FENRAD calls for review of earnings of federal lawmakers
Stephen Ukandu, Umuahia
Civil Society Organization, Foundation For Environmental Rights, Advocacy & Development (FENRAD), has called for urgent review of the earnings of federal lawmakers.
The call is coming in the wake of the recent claim and counter claims that a Senator goes home with N21 million as monthly allowances.
Executive Director of FENRAD, Comrade Nnanna Nwafor, in a statement, said the review of the legislators’ allowances had become necessary because Nigeria’s current economic situation could no longer support such a humongous pay.
The statement read in part:”For a country whose budgetary deficits kept increasing with debt servicing gulping almost 100% of the revenue until recently, this is not just unsustainable but gross fiscal recklessness.
” Nigeria’s fiscal environment does not gain anything with this present system of payment. Before now, a former senator representing Kaduna Central, Sen. Sani Shehu, revealed that in his time, a federal lawmaker in the Senate earned a little over ₦13 million monthly, while former representative Sergius Ogun had revealed that he earned ₦8 million monthly as a member of the f House of Representatives on national television.
“While there are discrepancies regarding what a federal lawmaker earns in Nigeria, adjusting to meet the current state of affairs is key, and in line with the push for cost of governance reduction.”
FENRAD said it beats the imagination that lawmakers get fat allowances in a poverty-infested country where workers hardly received N30,000 as minimum wage.
“This is unnecessary in a country with 133 million people facing multidimensional poverty, 20 million children out of school, people dying of treatable diseases like cholera (and monkey pox recently).
“Even though no lawmaker should by right not earn beggarly sum, there is no justification whatsoever for certain allowances and appurtenances that our lawmakers enjoy today.
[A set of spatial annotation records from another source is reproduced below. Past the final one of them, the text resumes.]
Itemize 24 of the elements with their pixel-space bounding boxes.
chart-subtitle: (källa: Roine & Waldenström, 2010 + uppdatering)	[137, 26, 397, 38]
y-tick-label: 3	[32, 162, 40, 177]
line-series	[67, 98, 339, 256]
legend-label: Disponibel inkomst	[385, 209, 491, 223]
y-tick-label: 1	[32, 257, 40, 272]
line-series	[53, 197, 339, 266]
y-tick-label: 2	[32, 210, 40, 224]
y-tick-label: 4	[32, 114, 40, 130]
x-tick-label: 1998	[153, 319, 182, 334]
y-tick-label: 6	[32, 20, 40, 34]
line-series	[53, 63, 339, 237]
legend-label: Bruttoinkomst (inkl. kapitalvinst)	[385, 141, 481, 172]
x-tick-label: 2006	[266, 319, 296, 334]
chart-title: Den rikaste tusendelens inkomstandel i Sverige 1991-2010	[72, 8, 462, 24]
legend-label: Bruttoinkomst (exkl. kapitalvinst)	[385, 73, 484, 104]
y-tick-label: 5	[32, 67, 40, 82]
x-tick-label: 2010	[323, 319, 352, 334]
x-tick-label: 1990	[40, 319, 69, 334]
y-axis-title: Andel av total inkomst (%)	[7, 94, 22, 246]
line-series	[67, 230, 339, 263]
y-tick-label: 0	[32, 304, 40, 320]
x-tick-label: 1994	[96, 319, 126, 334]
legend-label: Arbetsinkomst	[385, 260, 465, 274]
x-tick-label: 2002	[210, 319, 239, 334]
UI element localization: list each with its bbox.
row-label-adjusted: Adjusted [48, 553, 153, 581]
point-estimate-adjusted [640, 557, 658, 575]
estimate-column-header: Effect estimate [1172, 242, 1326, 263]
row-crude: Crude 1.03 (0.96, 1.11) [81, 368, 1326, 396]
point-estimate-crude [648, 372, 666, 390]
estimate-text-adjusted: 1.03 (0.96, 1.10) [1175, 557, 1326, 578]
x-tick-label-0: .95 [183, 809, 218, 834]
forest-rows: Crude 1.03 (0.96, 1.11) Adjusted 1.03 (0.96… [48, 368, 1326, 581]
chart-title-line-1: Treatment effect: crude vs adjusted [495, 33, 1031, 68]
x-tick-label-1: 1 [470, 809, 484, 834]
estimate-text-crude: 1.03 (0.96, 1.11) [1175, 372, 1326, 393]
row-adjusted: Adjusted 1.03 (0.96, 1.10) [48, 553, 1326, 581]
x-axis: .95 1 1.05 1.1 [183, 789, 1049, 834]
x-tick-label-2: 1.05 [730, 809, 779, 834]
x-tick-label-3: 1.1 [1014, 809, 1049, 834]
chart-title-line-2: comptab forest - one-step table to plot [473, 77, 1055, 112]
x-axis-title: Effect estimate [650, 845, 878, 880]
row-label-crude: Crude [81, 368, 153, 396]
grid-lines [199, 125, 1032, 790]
“For example, allowances like hardship allowance and severance pay, which is 300% of the basic salary, paid to members not returning to the parliament is meaningless. Also unnecessary is recess allowance (holiday allowance or “tokens”).
“The irony is that the National Assembly is required to meet at least not less than 181 days yearly. The 2021 Senate met only 66 times (66 plenaries) and still earned all their payments. Why? This is a huge insult to the average Nigerian worker who works 5/7 or 6/7 days weekly, putting in more hours and effort monthly while they hardly receive ₦30,000 minimum wage implemented since 2019.”
FENRAD equally supported the call for part-time legislature, arguing that Nigeria lawmakers are already working part time but ironically earning full time over bloated wage.
It also demanded that the National Assembly should subject its accounts to public scrutiny.